How is data integrated analytically?
Integrated analysis combines miRNA and Olink datasets through three key approaches:
- Correlation analysis identifies statistically significant inverse relationships.
- Pathway-centric mapping jointly overlays dysregulated miRNAs and proteins onto biological pathways, revealing cohesive regulatory networks.
- Multi-omics modeling incorporates RNA-seq or proteomics data where available, such as correlating Olink protein levels with corresponding mRNA expression to dissect post-transcriptional regulation.
What are common pitfalls to avoid?
Critical pitfalls include poor sample quality, technical batch effects, unaddressed confounders, and inadequate statistical power for multi-omics integration. Recommendations include pre-analytical validation of sample integrity, using unique molecular indices in miRNA sequencing, adjusting for biological variables in models, and validating miRNA-protein axes functionally to distinguish causal links from correlations.
References
- Twomey L, Navasiolava N, Robin A et al (2021) A dry immersion model of microgravity modulates platelet phenotype, miRNA signature, and circulating plasma protein biomarker profile. Sci Rep 11(1):21906.

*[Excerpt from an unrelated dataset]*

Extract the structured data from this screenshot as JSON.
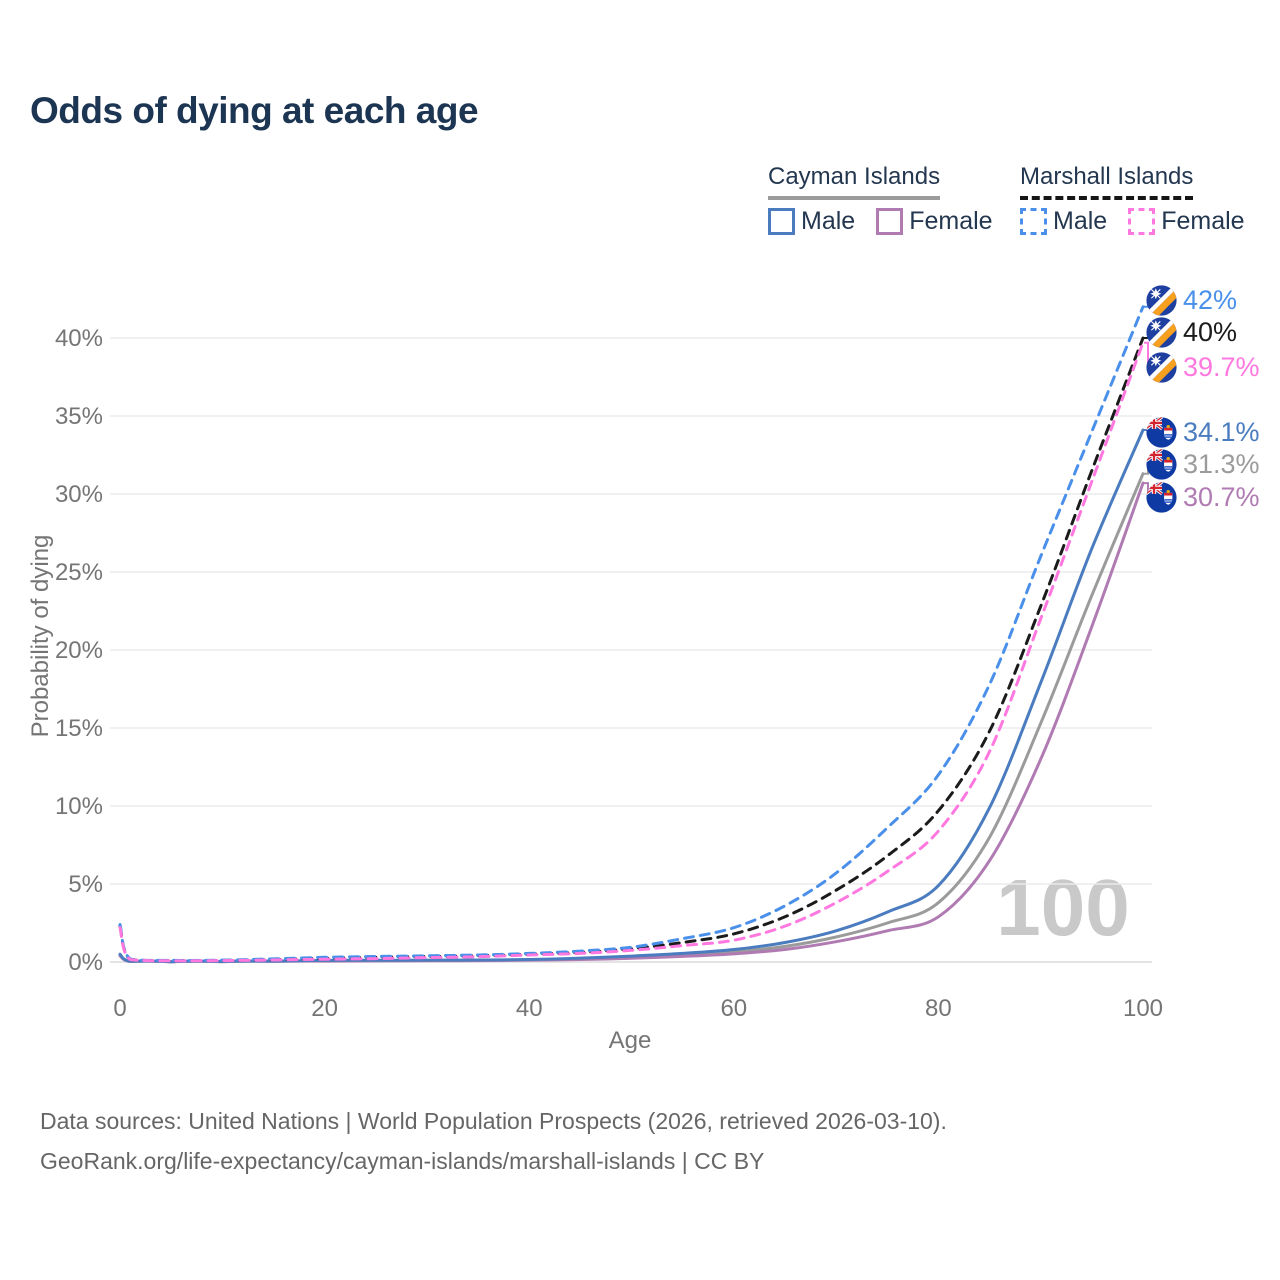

- Miyano T, Mikkaichi T, Nakamura K et al (2024) Circulating microrna profiles identify a patient subgroup with high inflammation and severe symptoms in schizophrenia experiencing acute psychosis. International Journal of Molecular Sciences 25(8):4291.
- Barwari T, Eminaga S, Mayr U et al (2018) Inhibition of profibrotic microrna-21 affects platelets and their releasate. JCI Insight 3(21):e123335.